Beruntungnya tangan Luna segera memegang pergelangan tangan mertuanya tersebut. “Tidak ada yang boleh menyakiti bi Inah di rumah ini, atau mengusirnya dari sini,” ucap Luna dengan sorot mata tajam.
“Tapi perempuan ini..”
“Perempuan ini lebih baik dari Anda, dia lebih mulia dari Anda, Ibu Fatma. Saat seorang tidak mempedulikan putra tiri yang sangat mencintai dan menyayanginya, bi Inah datang untuk menghapus air mata putra itu. Bi Inah selalu ada untuknya. Bahkan bi Inah tidak pernah mengininkan sepeserpun harta peninggalan sang putra tiri itu.”

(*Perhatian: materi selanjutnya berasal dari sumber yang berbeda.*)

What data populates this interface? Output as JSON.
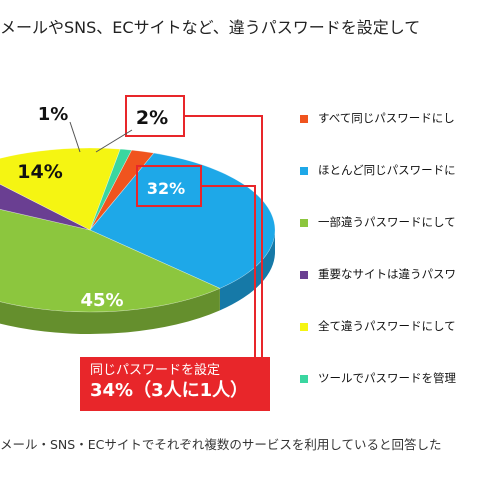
{
  "title": "メールやSNS、ECサイトなど、違うパスワードを設定して",
  "chart_data": {
    "type": "pie",
    "categories": [
      "すべて同じパスワードにし",
      "ほとんど同じパスワードに",
      "一部違うパスワードにして",
      "重要なサイトは違うパスワ",
      "全て違うパスワードにして",
      "ツールでパスワードを管理"
    ],
    "values": [
      2,
      32,
      45,
      6,
      14,
      1
    ],
    "labels": [
      "2%",
      "32%",
      "45%",
      "",
      "14%",
      "1%"
    ],
    "colors": [
      "#f0541e",
      "#1ea8e8",
      "#8cc63e",
      "#6a3f92",
      "#f5f512",
      "#3ad6a0"
    ]
  },
  "highlight": {
    "line1": "同じパスワードを設定",
    "line2": "34%（3人に1人）"
  },
  "footnote": "メール・SNS・ECサイトでそれぞれ複数のサービスを利用していると回答した"
}
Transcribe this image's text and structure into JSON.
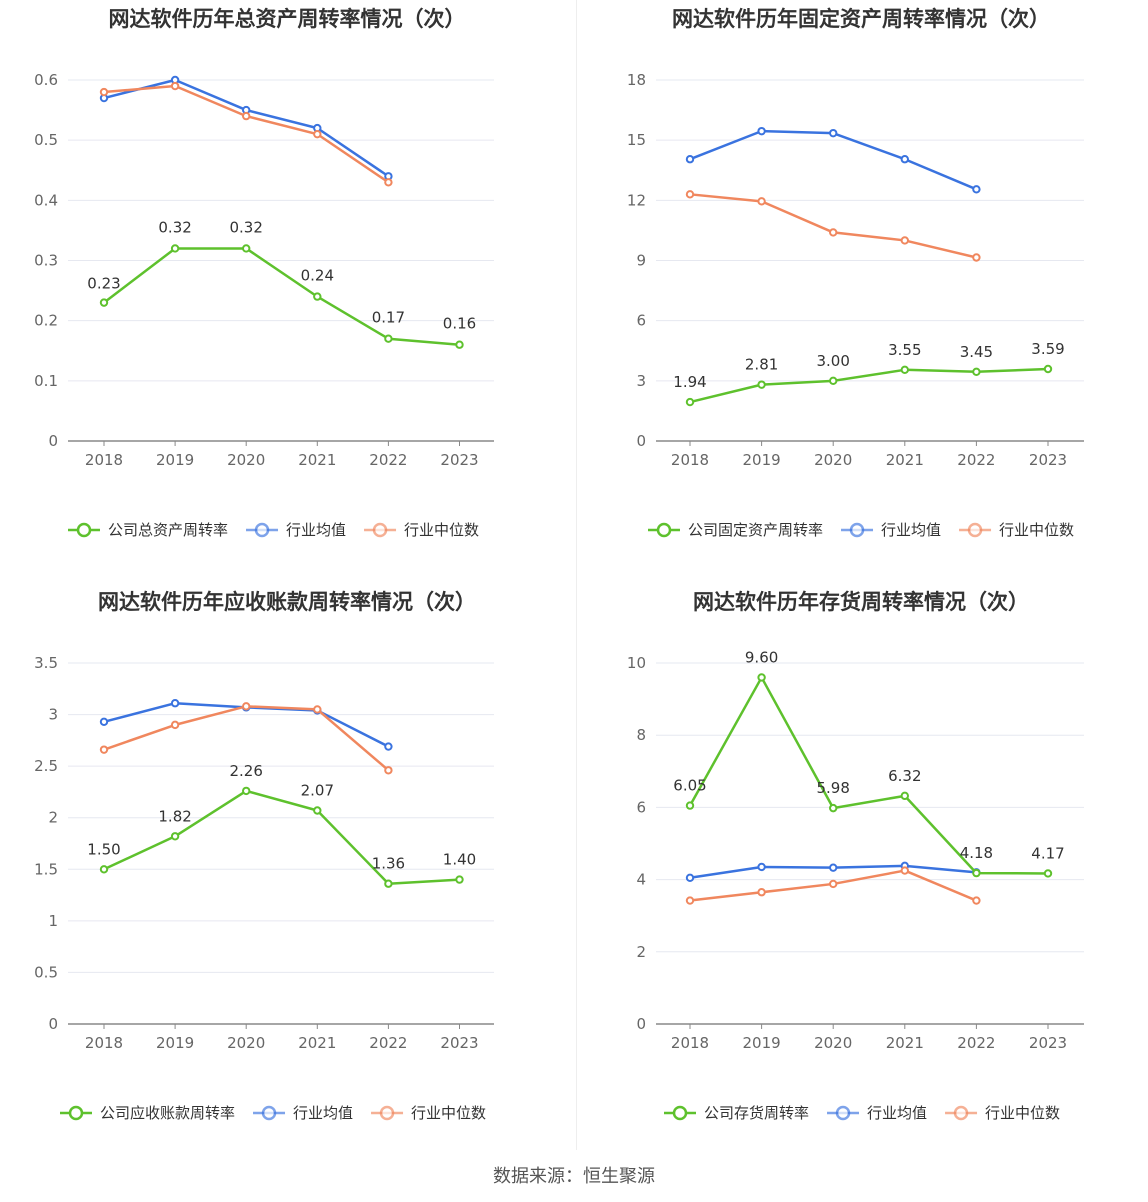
{
  "colors": {
    "company": "#5ec12d",
    "avg": "#3a73df",
    "median": "#f0875e",
    "grid": "#e6e8f0",
    "axis": "#888888"
  },
  "chart_data": [
    {
      "type": "line",
      "title": "网达软件历年总资产周转率情况（次）",
      "categories": [
        "2018",
        "2019",
        "2020",
        "2021",
        "2022",
        "2023"
      ],
      "ylim": [
        0,
        0.6
      ],
      "yticks": [
        "0",
        "0.1",
        "0.2",
        "0.3",
        "0.4",
        "0.5",
        "0.6"
      ],
      "grid": true,
      "legend_position": "bottom",
      "series": [
        {
          "name": "公司总资产周转率",
          "values": [
            0.23,
            0.32,
            0.32,
            0.24,
            0.17,
            0.16
          ],
          "labels": [
            "0.23",
            "0.32",
            "0.32",
            "0.24",
            "0.17",
            "0.16"
          ]
        },
        {
          "name": "行业均值",
          "values": [
            0.57,
            0.6,
            0.55,
            0.52,
            0.44,
            null
          ]
        },
        {
          "name": "行业中位数",
          "values": [
            0.58,
            0.59,
            0.54,
            0.51,
            0.43,
            null
          ]
        }
      ]
    },
    {
      "type": "line",
      "title": "网达软件历年固定资产周转率情况（次）",
      "categories": [
        "2018",
        "2019",
        "2020",
        "2021",
        "2022",
        "2023"
      ],
      "ylim": [
        0,
        18
      ],
      "yticks": [
        "0",
        "3",
        "6",
        "9",
        "12",
        "15",
        "18"
      ],
      "grid": true,
      "legend_position": "bottom",
      "series": [
        {
          "name": "公司固定资产周转率",
          "values": [
            1.94,
            2.81,
            3.0,
            3.55,
            3.45,
            3.59
          ],
          "labels": [
            "1.94",
            "2.81",
            "3.00",
            "3.55",
            "3.45",
            "3.59"
          ]
        },
        {
          "name": "行业均值",
          "values": [
            14.05,
            15.45,
            15.35,
            14.05,
            12.55,
            null
          ]
        },
        {
          "name": "行业中位数",
          "values": [
            12.3,
            11.95,
            10.4,
            10.0,
            9.15,
            null
          ]
        }
      ]
    },
    {
      "type": "line",
      "title": "网达软件历年应收账款周转率情况（次）",
      "categories": [
        "2018",
        "2019",
        "2020",
        "2021",
        "2022",
        "2023"
      ],
      "ylim": [
        0,
        3.5
      ],
      "yticks": [
        "0",
        "0.5",
        "1",
        "1.5",
        "2",
        "2.5",
        "3",
        "3.5"
      ],
      "grid": true,
      "legend_position": "bottom",
      "series": [
        {
          "name": "公司应收账款周转率",
          "values": [
            1.5,
            1.82,
            2.26,
            2.07,
            1.36,
            1.4
          ],
          "labels": [
            "1.50",
            "1.82",
            "2.26",
            "2.07",
            "1.36",
            "1.40"
          ]
        },
        {
          "name": "行业均值",
          "values": [
            2.93,
            3.11,
            3.07,
            3.04,
            2.69,
            null
          ]
        },
        {
          "name": "行业中位数",
          "values": [
            2.66,
            2.9,
            3.08,
            3.05,
            2.46,
            null
          ]
        }
      ]
    },
    {
      "type": "line",
      "title": "网达软件历年存货周转率情况（次）",
      "categories": [
        "2018",
        "2019",
        "2020",
        "2021",
        "2022",
        "2023"
      ],
      "ylim": [
        0,
        10
      ],
      "yticks": [
        "0",
        "2",
        "4",
        "6",
        "8",
        "10"
      ],
      "grid": true,
      "legend_position": "bottom",
      "series": [
        {
          "name": "公司存货周转率",
          "values": [
            6.05,
            9.6,
            5.98,
            6.32,
            4.18,
            4.17
          ],
          "labels": [
            "6.05",
            "9.60",
            "5.98",
            "6.32",
            "4.18",
            "4.17"
          ]
        },
        {
          "name": "行业均值",
          "values": [
            4.05,
            4.35,
            4.33,
            4.38,
            4.2,
            null
          ]
        },
        {
          "name": "行业中位数",
          "values": [
            3.42,
            3.65,
            3.88,
            4.25,
            3.42,
            null
          ]
        }
      ]
    }
  ],
  "source_text": "数据来源：恒生聚源"
}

Kalimat Luna membuat bu Fatma meradang. Wajah merah yang tampak darinya, menandakan jika perempuan itu sangat marah. “Kurang ajar kamu Luna,” ucapnya dengan sorot mata tajam.

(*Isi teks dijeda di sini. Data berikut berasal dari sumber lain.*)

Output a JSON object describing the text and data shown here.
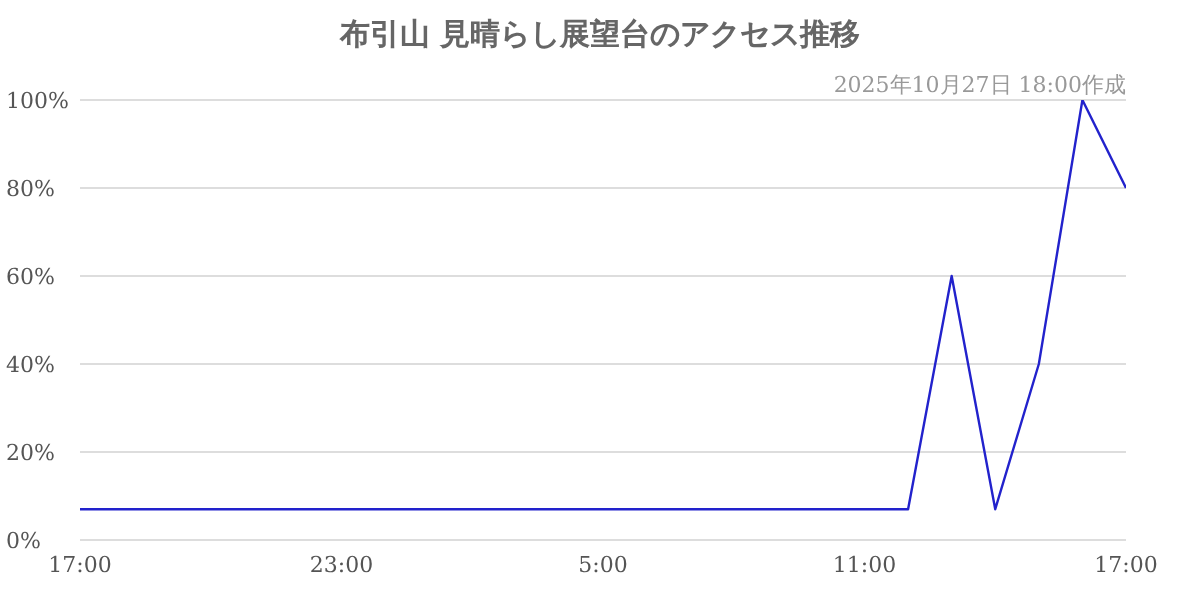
{
  "chart_data": {
    "type": "line",
    "title": "布引山 見晴らし展望台のアクセス推移",
    "subtitle": "2025年10月27日 18:00作成",
    "x": [
      "2025-10-26T17:00",
      "2025-10-26T18:00",
      "2025-10-26T19:00",
      "2025-10-26T20:00",
      "2025-10-26T21:00",
      "2025-10-26T22:00",
      "2025-10-26T23:00",
      "2025-10-27T00:00",
      "2025-10-27T01:00",
      "2025-10-27T02:00",
      "2025-10-27T03:00",
      "2025-10-27T04:00",
      "2025-10-27T05:00",
      "2025-10-27T06:00",
      "2025-10-27T07:00",
      "2025-10-27T08:00",
      "2025-10-27T09:00",
      "2025-10-27T10:00",
      "2025-10-27T11:00",
      "2025-10-27T12:00",
      "2025-10-27T13:00",
      "2025-10-27T14:00",
      "2025-10-27T15:00",
      "2025-10-27T16:00",
      "2025-10-27T17:00"
    ],
    "series": [
      {
        "color": "#2222cc",
        "values": [
          7,
          7,
          7,
          7,
          7,
          7,
          7,
          7,
          7,
          7,
          7,
          7,
          7,
          7,
          7,
          7,
          7,
          7,
          7,
          7,
          60,
          7,
          40,
          100,
          80
        ]
      }
    ],
    "xlim": [
      "2025-10-26T17:00",
      "2025-10-27T17:00"
    ],
    "xticks": [
      {
        "value": "2025-10-26T17:00",
        "label": "17:00"
      },
      {
        "value": "2025-10-26T23:00",
        "label": "23:00"
      },
      {
        "value": "2025-10-27T05:00",
        "label": "5:00"
      },
      {
        "value": "2025-10-27T11:00",
        "label": "11:00"
      },
      {
        "value": "2025-10-27T17:00",
        "label": "17:00"
      }
    ],
    "ylim": [
      0,
      100
    ],
    "yticks": [
      {
        "value": 0,
        "label": "0%"
      },
      {
        "value": 20,
        "label": "20%"
      },
      {
        "value": 40,
        "label": "40%"
      },
      {
        "value": 60,
        "label": "60%"
      },
      {
        "value": 80,
        "label": "80%"
      },
      {
        "value": 100,
        "label": "100%"
      }
    ],
    "grid": "y",
    "legend": false,
    "marker": "none",
    "line_style": "solid"
  }
}
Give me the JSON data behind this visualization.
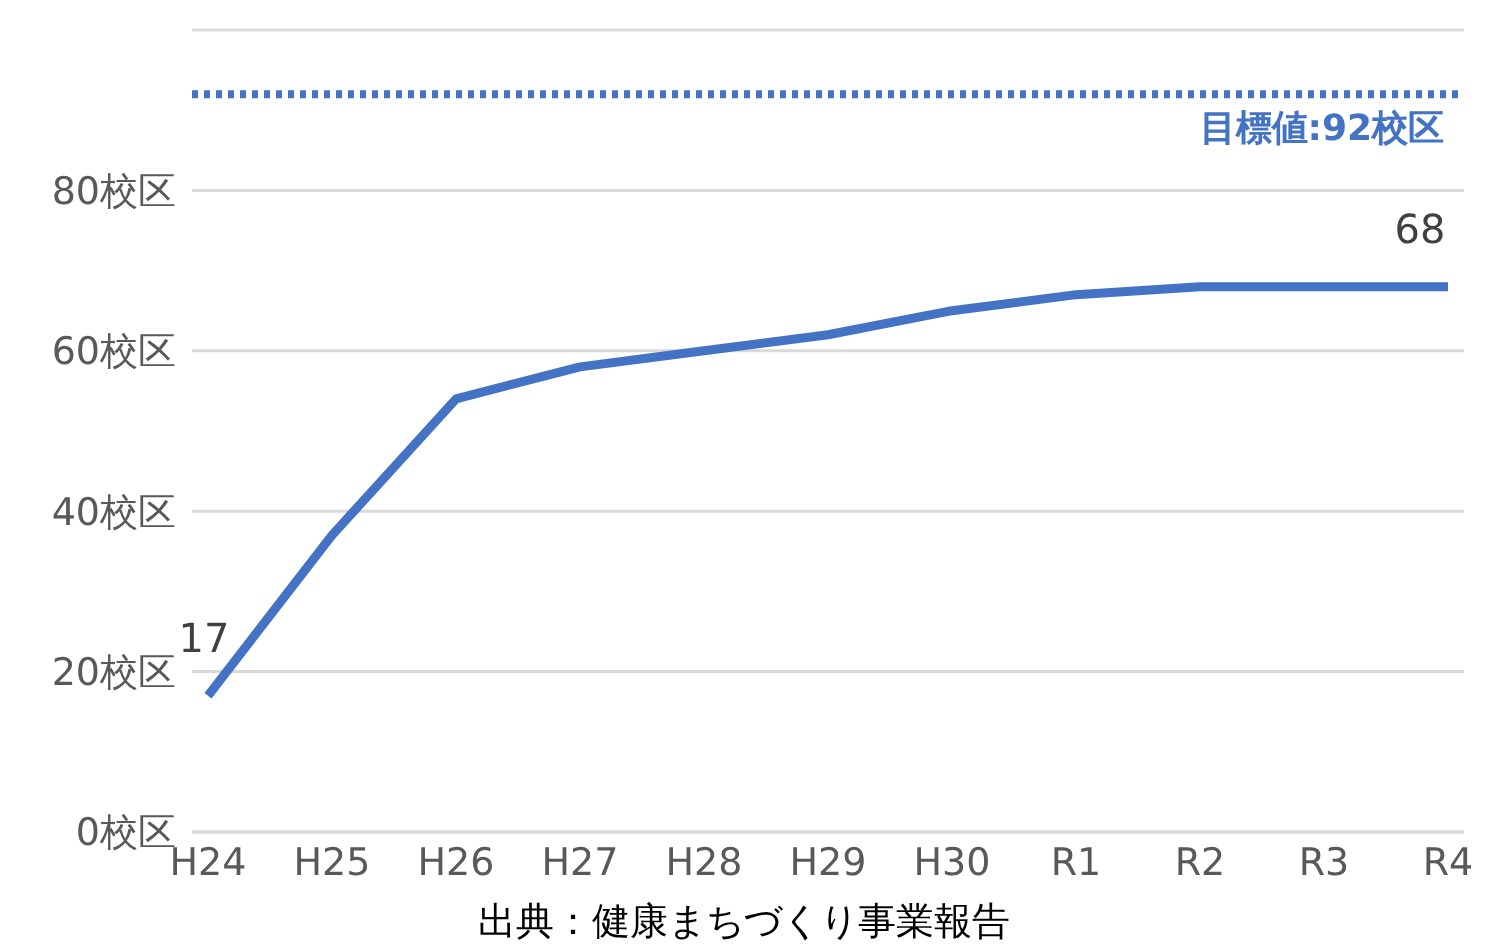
{
  "chart_data": {
    "type": "line",
    "categories": [
      "H24",
      "H25",
      "H26",
      "H27",
      "H28",
      "H29",
      "H30",
      "R1",
      "R2",
      "R3",
      "R4"
    ],
    "series": [
      {
        "color": "#4472c4",
        "values": [
          17,
          37,
          54,
          58,
          60,
          62,
          65,
          67,
          68,
          68,
          68
        ],
        "value_labels": [
          "17",
          null,
          null,
          null,
          null,
          null,
          null,
          null,
          null,
          null,
          "68"
        ]
      }
    ],
    "ylim": [
      0,
      100
    ],
    "yticks": [
      {
        "value": 0,
        "label": "0校区"
      },
      {
        "value": 20,
        "label": "20校区"
      },
      {
        "value": 40,
        "label": "40校区"
      },
      {
        "value": 60,
        "label": "60校区"
      },
      {
        "value": 80,
        "label": "80校区"
      },
      {
        "value": 100,
        "label": null
      }
    ],
    "grid": "y",
    "marker": "none",
    "line_style": "solid",
    "ref_lines": [
      {
        "axis": "y",
        "value": 92,
        "label": "目標値:92校区",
        "color": "#4472c4",
        "line_style": "dotted"
      }
    ],
    "annotations": [
      "出典：健康まちづくり事業報告"
    ]
  }
}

Luna melepaskan tangan bu Fatma dari cengkeraman tangannya. “Bukan maksud Luna untuk kurang ajar terhadap mama, mas Rendra sangat menyanyangimu. Bukalah mata Mama! Mari kita hidup berdampingan dengan baik,” ungkap Luna dengan lembut berharap perempuan itu akan menyadari kesalahannya.

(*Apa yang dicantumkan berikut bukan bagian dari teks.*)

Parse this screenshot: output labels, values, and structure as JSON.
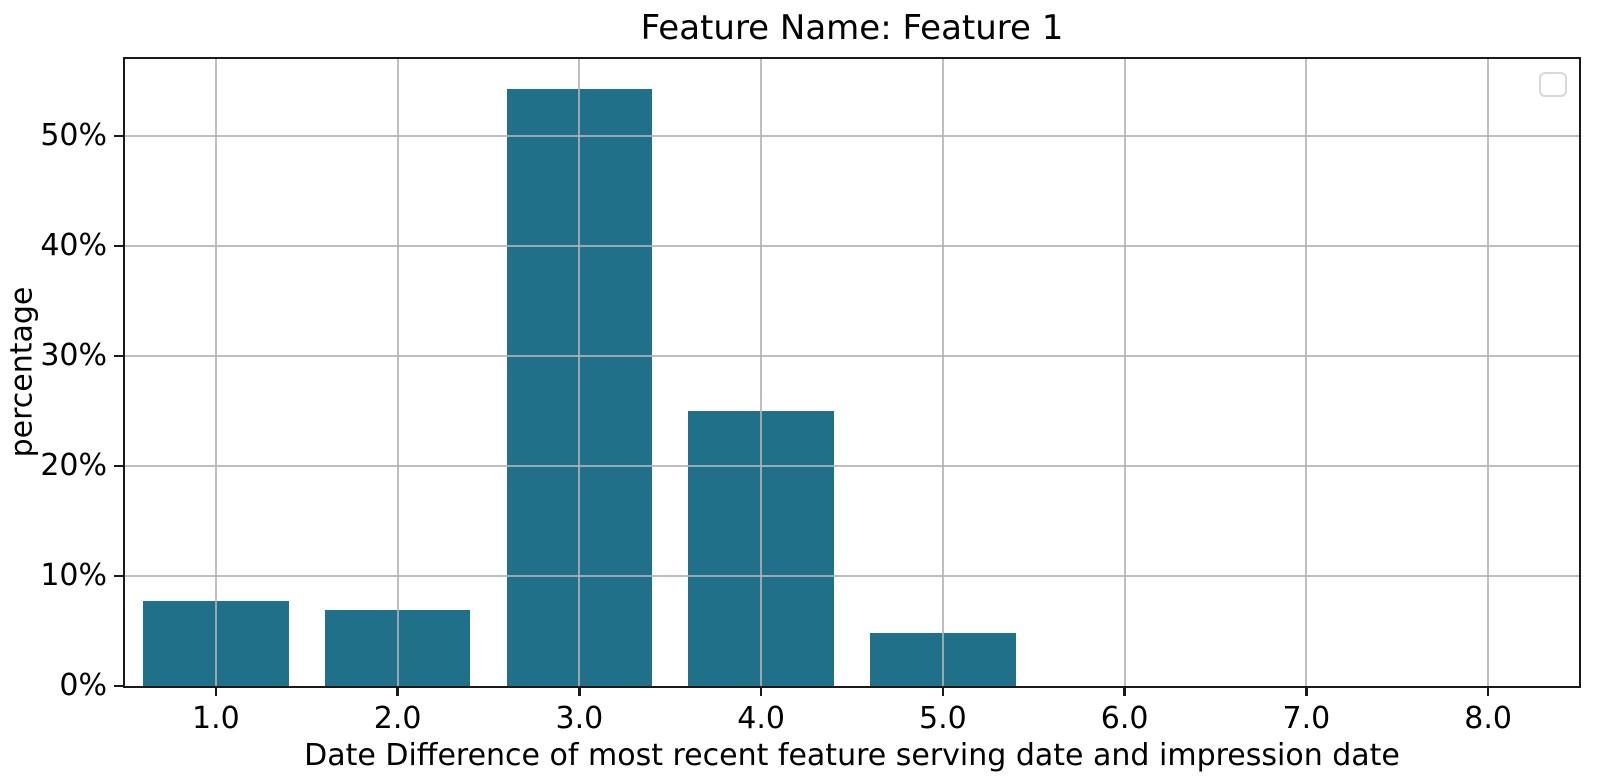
{
  "chart_data": {
    "type": "bar",
    "title": "Feature Name: Feature 1",
    "xlabel": "Date Difference of most recent feature serving date and impression date",
    "ylabel": "percentage",
    "x": [
      1.0,
      2.0,
      3.0,
      4.0,
      5.0
    ],
    "values": [
      7.7,
      6.9,
      54.3,
      25.0,
      4.8
    ],
    "bar_width": 0.8,
    "xlim": [
      0.5,
      8.5
    ],
    "ylim": [
      0,
      57
    ],
    "xticks": [
      1,
      2,
      3,
      4,
      5,
      6,
      7,
      8
    ],
    "xtick_labels": [
      "1.0",
      "2.0",
      "3.0",
      "4.0",
      "5.0",
      "6.0",
      "7.0",
      "8.0"
    ],
    "yticks": [
      0,
      10,
      20,
      30,
      40,
      50
    ],
    "ytick_labels": [
      "0%",
      "10%",
      "20%",
      "30%",
      "40%",
      "50%"
    ],
    "grid": true,
    "grid_above_bars": true,
    "legend": {
      "visible": true,
      "entries": []
    },
    "colors": {
      "bar": "#1f7088",
      "grid": "#b3b3b3",
      "spine": "#1a1a1a",
      "text": "#000000",
      "legend_border": "#d8d8d8",
      "background": "#ffffff"
    }
  }
}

“Tidak Luna, harta ini milik saya. Hanya saya dan Ryan lah yang bisa menguasai harta ini.” Kembali bu Fatma memperlihatkan kearogansiannya.
“Dan saya, Luna, istri mas Rendra, tidak akan pernah mengalihkan semua kekayaan ini kepada kalian. Lebih baik semua harta ini dihibahkan ke panti asuhan, dari pada jatuh ke tangan kalian.”
“Hei Luna, kamu siapa? Kamu hanyalah istri Rendra. Yang paling berhak mendapatkan semua ini adalah anak dari Rendra, sementara kamu? Bahkan melakukan hubungan suami istri saja kalian belum pernah.”
Luna terkesiap mendengar hal tersebut. Apa yang perempuan ini katakan? Batinnya.
“Ryan akan mencari cara untuk menjatuhkanmu Luna. Kami pasti bisa mendapatkan semua ini. Posisi kamu sedang tidak aman.” Bu Fatma tersenyum menyeringai di hadapan Luna, kemudian pergi.
Luna masih terdiam. Ya, bu Fatma benar. Yang paling berhak atas semua ini adalah anak dari Rendra, bukan dirinya. Sementara mereka berdua tidak memiliki anak.